Austria was able to make its issue despite its government debt being downgraded from AAA in January 2012. Demand for French and Austrian 50-year paper has been good although given the private nature long-dated placements, it’s less clear how the demand would be affected if issuance was tendered publicly.
Another country entering the 50-year club is Canada, having sold its first batch of such bonds in April this year in a bid to take advantage of low interest rates.
Canada’s former Finance Minister, Jim Flaherty, first unveiled the bond proposal in the 2013-14 budget announcement saying the Treasury “wanted to extend the maturity of its own bond portfolio in a bid to lock in low interest rates.” Adding, “The issuance of bonds in the ultra-long sector would contribute to a reduction in refinancing risk at a low cost.”
Nice from Far, but Far from Nice
The credit crisis forced the Spanish economy to re-balance towards transparency and sustainability. However, with the economic recovery starting to gain momentum, we can see a reversion towards excessive government spending as risk-taking and leverage begin to enter the fray once more. Despite the shock and awe response to fiscal imbalances initiated by the ECB/IMF/EU, Spain still hovers on the verge of failing to meet its budget deficit targets and its banking sector remains anemic as it was 5 years ago.
From a broader perspective, the same challenges remain as they cannot be fixed with lower yields and higher investor confidence. Spain and Southern Europe in particular continue to suffer from a demographics standpoint as longevity rises and birth rates fall.

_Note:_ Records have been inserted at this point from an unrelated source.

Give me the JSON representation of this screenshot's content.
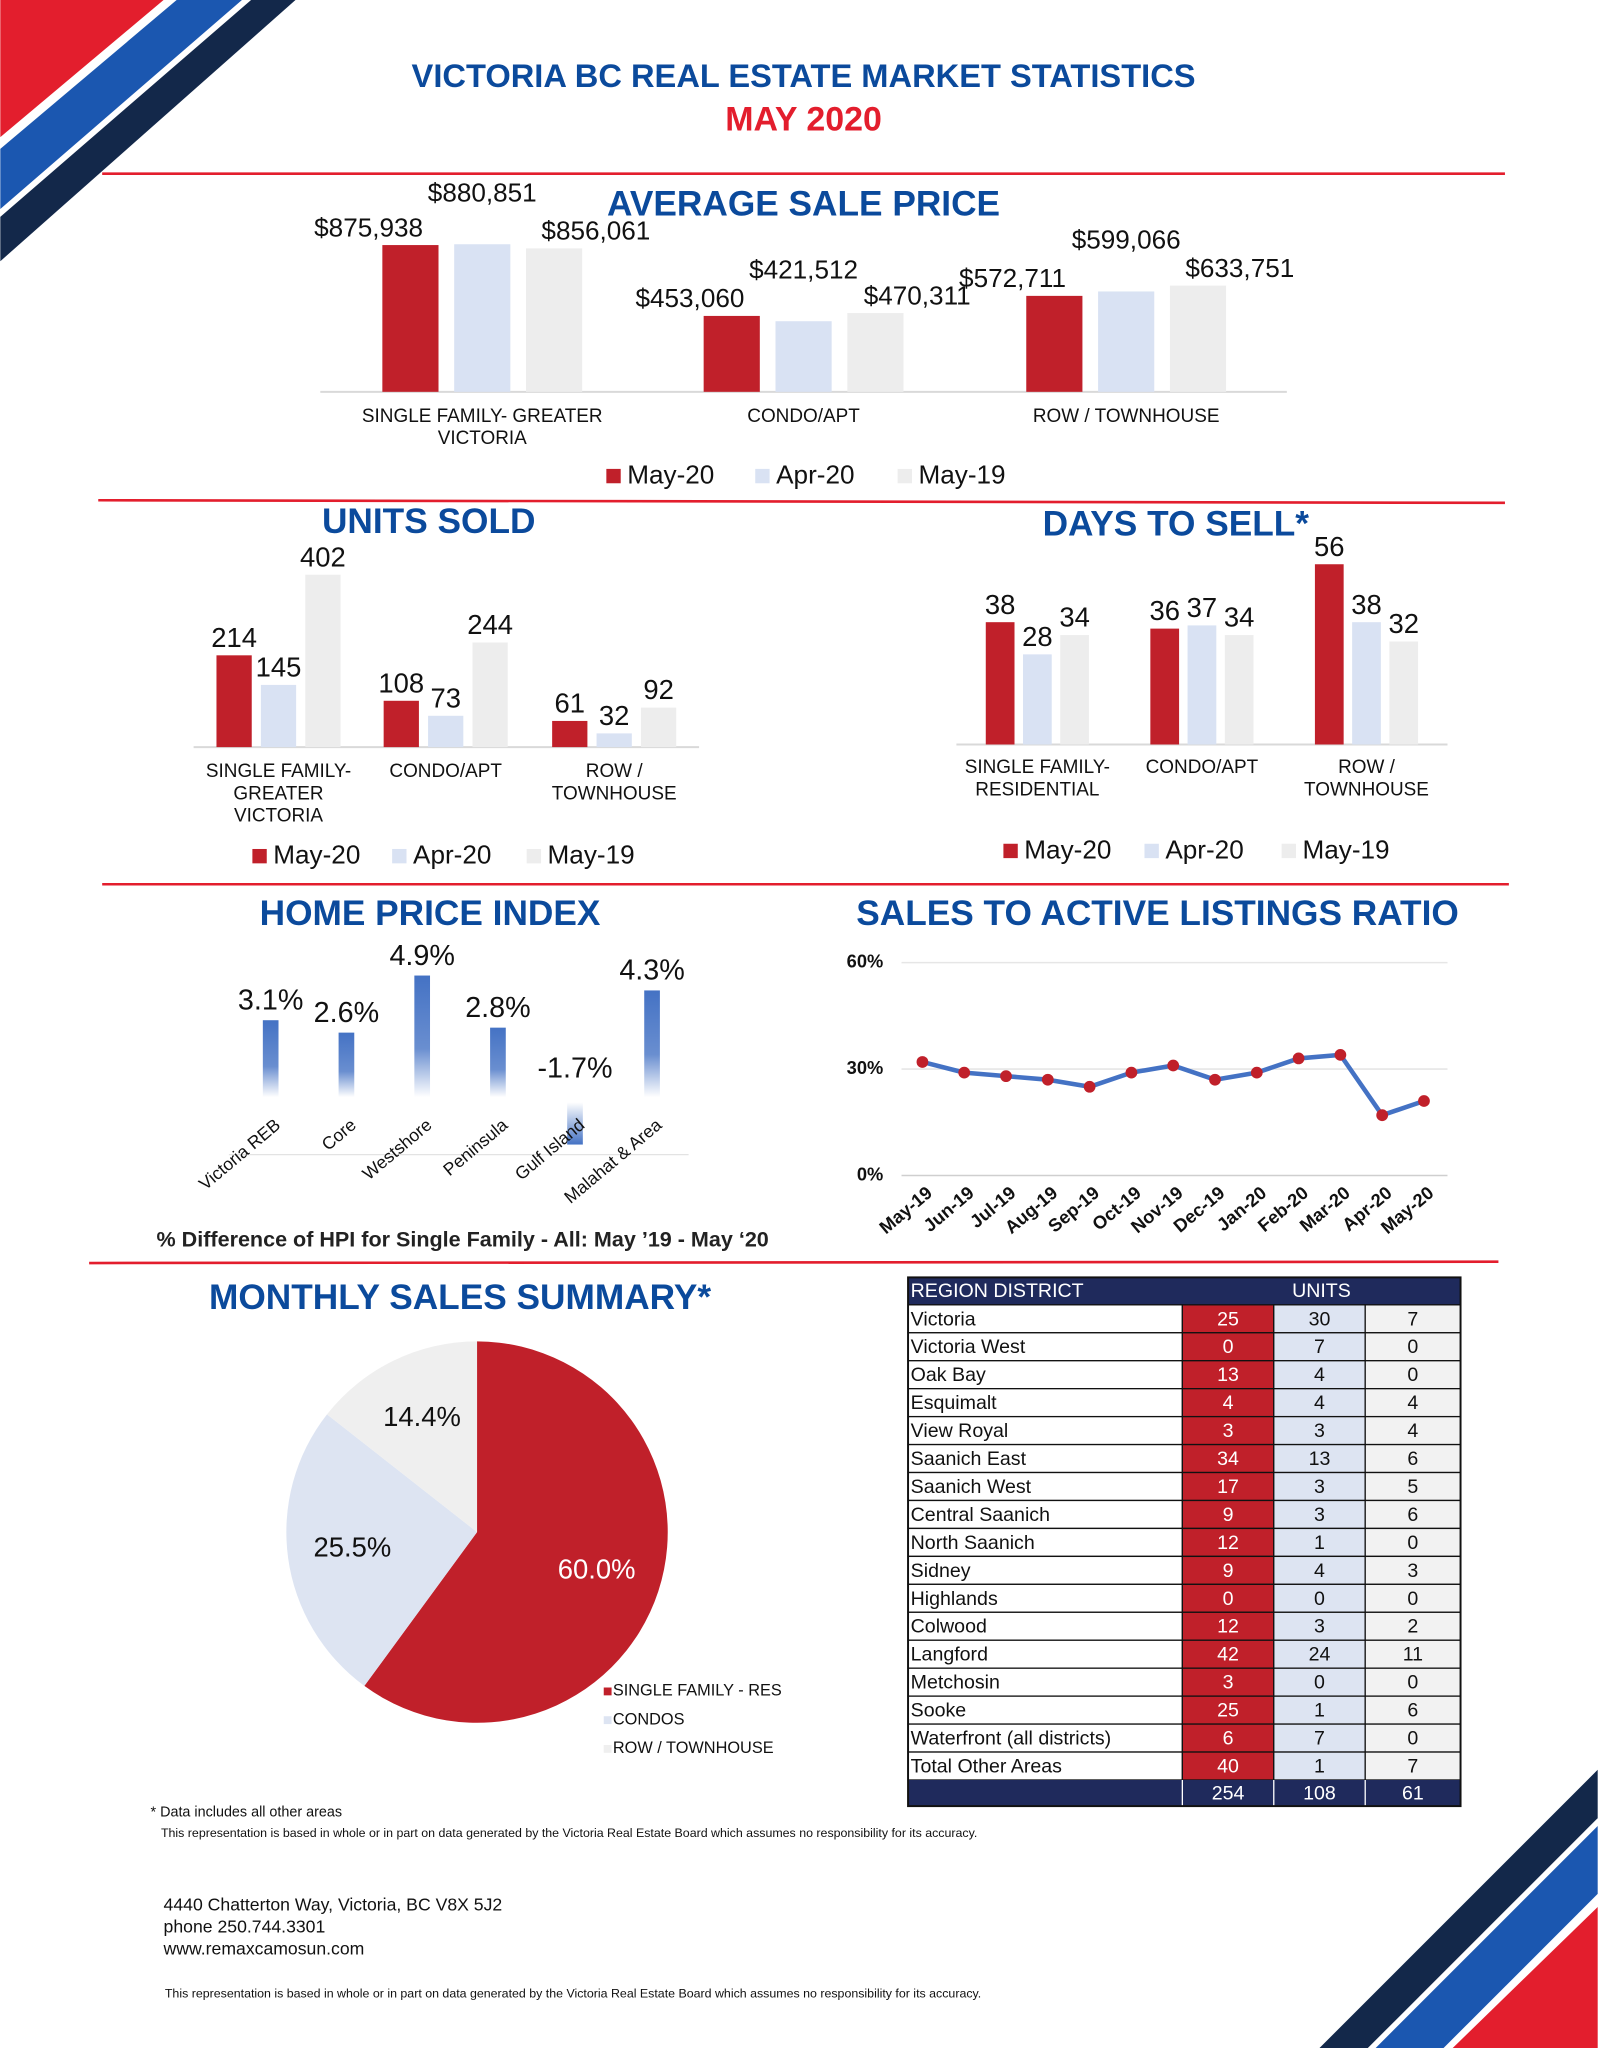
{
  "header": {
    "title": "VICTORIA BC REAL ESTATE MARKET STATISTICS",
    "subtitle": "MAY 2020"
  },
  "chart_data": [
    {
      "type": "bar",
      "title": "AVERAGE SALE PRICE",
      "categories": [
        "SINGLE FAMILY- GREATER VICTORIA",
        "CONDO/APT",
        "ROW  / TOWNHOUSE"
      ],
      "series": [
        {
          "name": "May-20",
          "color": "#c0202a",
          "values": [
            875938,
            453060,
            572711
          ],
          "value_labels": [
            "$875,938",
            "$453,060",
            "$572,711"
          ]
        },
        {
          "name": "Apr-20",
          "color": "#d9e2f3",
          "values": [
            880851,
            421512,
            599066
          ],
          "value_labels": [
            "$880,851",
            "$421,512",
            "$599,066"
          ]
        },
        {
          "name": "May-19",
          "color": "#ededed",
          "values": [
            856061,
            470311,
            633751
          ],
          "value_labels": [
            "$856,061",
            "$470,311",
            "$633,751"
          ]
        }
      ]
    },
    {
      "type": "bar",
      "title": "UNITS SOLD",
      "categories": [
        "SINGLE FAMILY- GREATER VICTORIA",
        "CONDO/APT",
        "ROW / TOWNHOUSE"
      ],
      "series": [
        {
          "name": "May-20",
          "color": "#c0202a",
          "values": [
            214,
            108,
            61
          ]
        },
        {
          "name": "Apr-20",
          "color": "#d9e2f3",
          "values": [
            145,
            73,
            32
          ]
        },
        {
          "name": "May-19",
          "color": "#ededed",
          "values": [
            402,
            244,
            92
          ]
        }
      ]
    },
    {
      "type": "bar",
      "title": "DAYS TO SELL*",
      "categories": [
        "SINGLE FAMILY- RESIDENTIAL",
        "CONDO/APT",
        "ROW / TOWNHOUSE"
      ],
      "series": [
        {
          "name": "May-20",
          "color": "#c0202a",
          "values": [
            38,
            36,
            56
          ]
        },
        {
          "name": "Apr-20",
          "color": "#d9e2f3",
          "values": [
            28,
            37,
            38
          ]
        },
        {
          "name": "May-19",
          "color": "#ededed",
          "values": [
            34,
            34,
            32
          ]
        }
      ]
    },
    {
      "type": "column",
      "title": "HOME PRICE INDEX",
      "subtitle": "% Difference of HPI for Single Family - All: May ’19 - May ‘20",
      "categories": [
        "Victoria REB",
        "Core",
        "Westshore",
        "Peninsula",
        "Gulf Island",
        "Malahat & Area"
      ],
      "values": [
        3.1,
        2.6,
        4.9,
        2.8,
        -1.7,
        4.3
      ],
      "value_labels": [
        "3.1%",
        "2.6%",
        "4.9%",
        "2.8%",
        "-1.7%",
        "4.3%"
      ],
      "color": "#4472c4"
    },
    {
      "type": "line",
      "title": "SALES TO ACTIVE LISTINGS RATIO",
      "categories": [
        "May-19",
        "Jun-19",
        "Jul-19",
        "Aug-19",
        "Sep-19",
        "Oct-19",
        "Nov-19",
        "Dec-19",
        "Jan-20",
        "Feb-20",
        "Mar-20",
        "Apr-20",
        "May-20"
      ],
      "values": [
        32,
        29,
        28,
        27,
        25,
        29,
        31,
        27,
        29,
        33,
        34,
        17,
        21
      ],
      "color": "#4472c4",
      "marker_color": "#c0202a",
      "ylim": [
        0,
        60
      ],
      "yticks": [
        {
          "value": 0,
          "label": "0%"
        },
        {
          "value": 30,
          "label": "30%"
        },
        {
          "value": 60,
          "label": "60%"
        }
      ],
      "grid": true
    },
    {
      "type": "pie",
      "title": "MONTHLY SALES SUMMARY*",
      "categories": [
        "SINGLE FAMILY - RES",
        "CONDOS",
        "ROW / TOWNHOUSE"
      ],
      "values": [
        60,
        25.5,
        14.4
      ],
      "value_labels": [
        "60.0%",
        "25.5%",
        "14.4%"
      ],
      "colors": [
        "#c0202a",
        "#dde4f2",
        "#efefef"
      ]
    }
  ],
  "table": {
    "header": [
      "REGION DISTRICT",
      "UNITS"
    ],
    "rows": [
      [
        "Victoria",
        25,
        30,
        7
      ],
      [
        "Victoria West",
        0,
        7,
        0
      ],
      [
        "Oak Bay",
        13,
        4,
        0
      ],
      [
        "Esquimalt",
        4,
        4,
        4
      ],
      [
        "View Royal",
        3,
        3,
        4
      ],
      [
        "Saanich East",
        34,
        13,
        6
      ],
      [
        "Saanich West",
        17,
        3,
        5
      ],
      [
        "Central Saanich",
        9,
        3,
        6
      ],
      [
        "North Saanich",
        12,
        1,
        0
      ],
      [
        "Sidney",
        9,
        4,
        3
      ],
      [
        "Highlands",
        0,
        0,
        0
      ],
      [
        "Colwood",
        12,
        3,
        2
      ],
      [
        "Langford",
        42,
        24,
        11
      ],
      [
        "Metchosin",
        3,
        0,
        0
      ],
      [
        "Sooke",
        25,
        1,
        6
      ],
      [
        "Waterfront (all districts)",
        6,
        7,
        0
      ],
      [
        "Total Other Areas",
        40,
        1,
        7
      ]
    ],
    "total": [
      254,
      108,
      61
    ]
  },
  "footer": {
    "note": "* Data includes all other areas",
    "disclaimer": "This representation is based in whole or in part on data generated by the Victoria Real Estate Board which assumes no responsibility for its accuracy.",
    "address": [
      "4440 Chatterton Way, Victoria, BC V8X 5J2",
      "phone 250.744.3301",
      "www.remaxcamosun.com"
    ]
  }
}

Pension liabilities are rising while revenues required to sustain them are flat. Over time this divergence is only amplified. Exacerbating this issue is the ‘brain-drain’ that keeps enticing the most skilled workers abroad, which means relatively lower productivity domestically. This factor continues to undermine Spain’s growth and recovery potential.
There May Be Trouble Ahead
The tendency towards longer-dated bonds is likely to spread to other countries because funding government expenditure at lower maturity dates is becoming increasingly difficult. Inflation-linked bonds are also a popular vehicle as a protection from possible inflation effects in the future.
For the time being, buoyant equity markets backed by resolute corporate earnings is the preferred asset class for many investors instead of government bonds backed by over-indebted countries. Even though the credit crisis has come and gone, most developed countries remain more indebted in nominal terms, not less.
Austerity measures launched across the developed world have only served to slow the rate of debt acquisition, with the overall debt overhang still growing only at a diminished rate. Reducing nominal debt has not even begun, which may help explain the increasing popularity of long-dated bonds – policymakers prefer to stretch, delay and put off the most difficult policy decisions that will probably require partial defaults, ‘haircuts’ and a fundamental rethink of predominant Keynesian economic principles.